L’épuisement professionnel était certes ressenti, mais compensé partiellement par la valorisation de notre société et les grands projets (annoncés et finalement non réalisés) du gouvernement. La place du soignant a été telle pendant la pandémie que l’espoir d’un changement a émergé. L’espoir d’une reconnaissance à travers la revalorisation salariale, mais surtout l’amélioration de la qualité de travail : l’augmentation des moyens, du ratio soignants/résidents, des budgets alloués au quotidien etc. Parallèlement, le livre les Fossoyeurs et le scandale Orpea a replongé les professionnels des Ehpad dans un profond désarroi puisque les établissements (du moins privés) ont été destitués de toute bienveillance. Depuis, l’idéalisation des changements a laissé place à la désillusion, à une réalité qui ne changera pas ou peu. L’épuisement professionnel s’est donc majoré à travers l’épuisement et la perte de sens.  

Par ailleurs, la pandémie a également permis une lecture différente de la vie, des attentes, des priorités : plusieurs secteurs d’activité ont été impactés comme l’hôtellerie-restauration. Les conséquences dans le milieu sanitaire et médico-social sont plus que difficiles notamment concernant les démissions et la difficulté de recrutement.   

L’équilibre entre la vie professionnelle et la vie personnelle a été mis à mal : outre la perte de sens, les moyens difficiles ; les particularités de ces métiers qui imposent de travailler le week-end, mais aussi des horaires tardifs ou décalés sont apparues comme négatives, discutables, inadaptées. Aussi, la mortalité prégnante et l’éprouvante mobilisation ont parfois recentré les professionnels sur leur vie personnelle. Ce contexte d’épuisement global a été accompagné par de nombreuses démissions dans les Ehpad.  

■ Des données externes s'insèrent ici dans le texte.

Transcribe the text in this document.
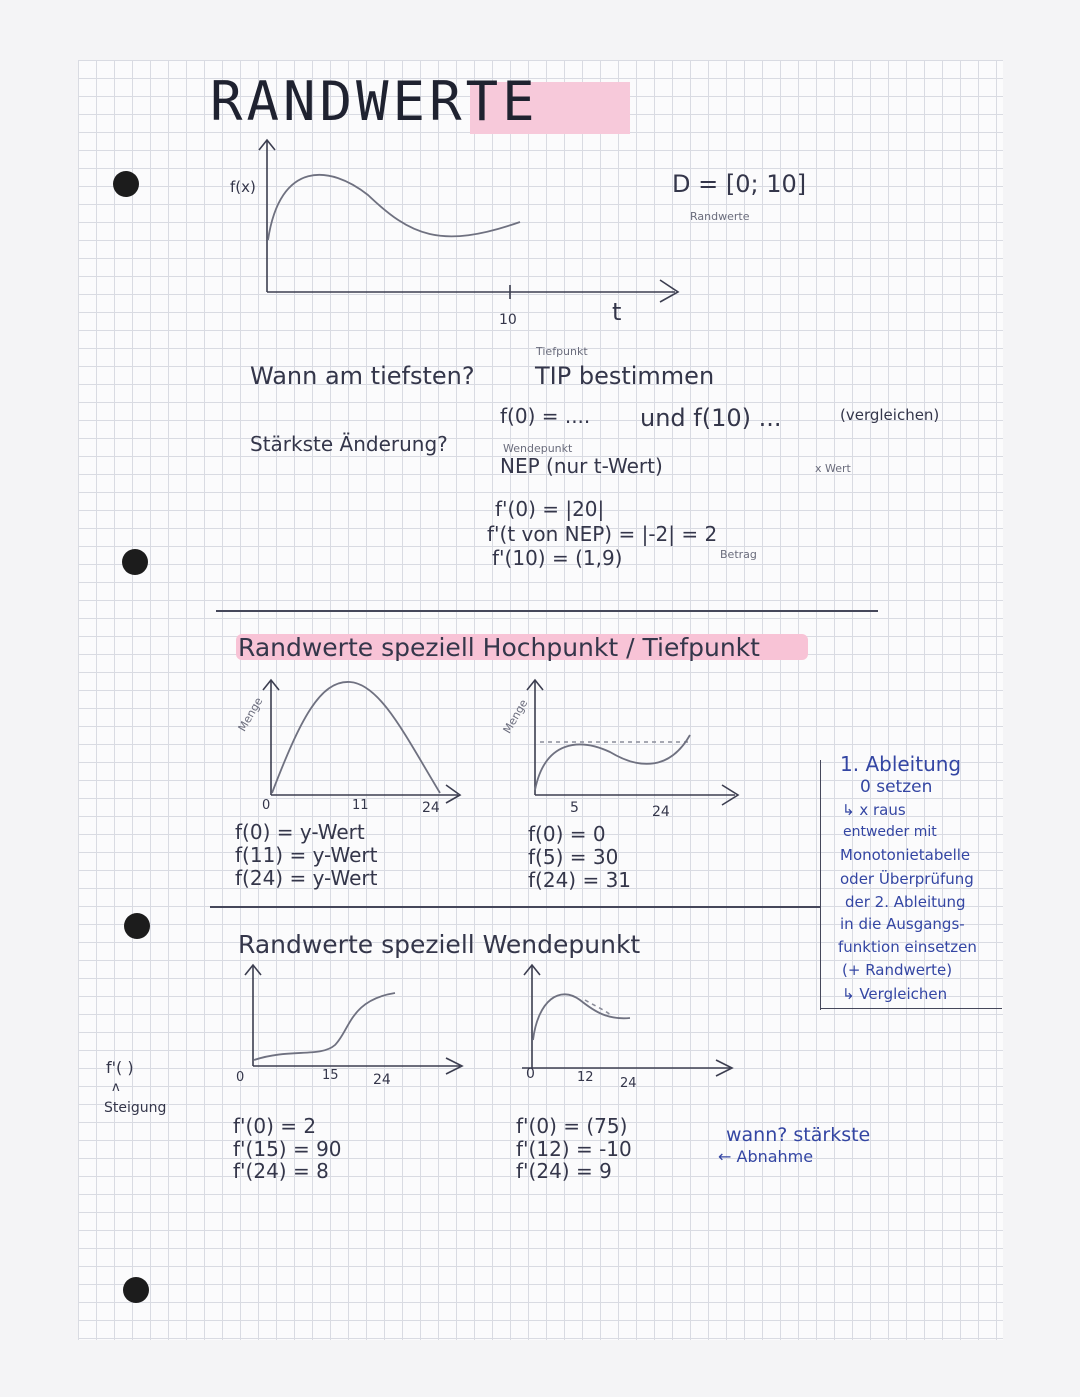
RANDWERTE
f'( )
ᴧ
Steigung
f(x)
10	t
D = [0; 10]
Randwerte
Tiefpunkt
Wann am tiefsten?	TIP bestimmen
f(0) = .... und f(10) ...	(vergleichen)
Stärkste Änderung?	Wendepunkt
NEP (nur t-Wert)	x Wert
f'(0) = |20|
f'(t von NEP) = |-2| = 2
Betrag
f'(10) = (1,9)
Randwerte speziell Hochpunkt / Tiefpunkt
Menge
0	11	24
f(0) = y-Wert
f(11) = y-Wert
f(24) = y-Wert
Menge
5	24
f(0) = 0
f(5) = 30
f(24) = 31
1. Ableitung
0 setzen
↳ x raus
entweder mit
Monotonietabelle
oder Überprüfung
der 2. Ableitung
in die Ausgangs-
funktion einsetzen
(+ Randwerte)
↳ Vergleichen
Randwerte speziell Wendepunkt
0	15 24
f'(0) = 2
f'(15) = 90
f'(24) = 8
0	12 24
f'(0) = (75)
f'(12) = -10
f'(24) = 9
wann? stärkste
← Abnahme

Ainsi, le nombre de postes vacants a considérablement augmenté depuis cette période. Le recrutement de certaines professions, notamment les aides-soignants et les infirmières est plus compliqué qu’auparavant. Ces professionnels boudent les Ehpad du moins dans certaines régions voire départements pour privilégier une certaine liberté et un détachement aux institutions : les vacations prennent le dessus. Et pour cause, l’offre salariale est beaucoup plus attrayante en vacation qu’en statut de salarié. Ainsi, le Graal tant convoité qu’est le CDI à temps plein n’est plus. Les professionnels ne souhaitent plus être salariés, dépendants d’un établissement. La vacation offre un équilibre réfléchi et désiré avec la vie personnelle, et ainsi, une qualité de vie plus satisfaisante, un meilleur salaire, une autonomie rassurante… Toutefois, et il est très important de le souligner, elle prive le soignant de la relation au résident, de la qualité du lien, de la continuité des soins dans un contexte de bientraitance et plus largement au sens que le métier représente : ai-je fait ce métier de soignant pour remplacer ? Pour travailler en discontinue ou bien pour accompagner, chaque jour, de manière personnalisée, les personnes jusqu’à la fin de leur vie ?  

On peut s’interroger sur l’avenir des métiers du soin en Ehpad et donc sur la qualité d’accompagnement des personnes âgées et vulnérables si la situation reste telle.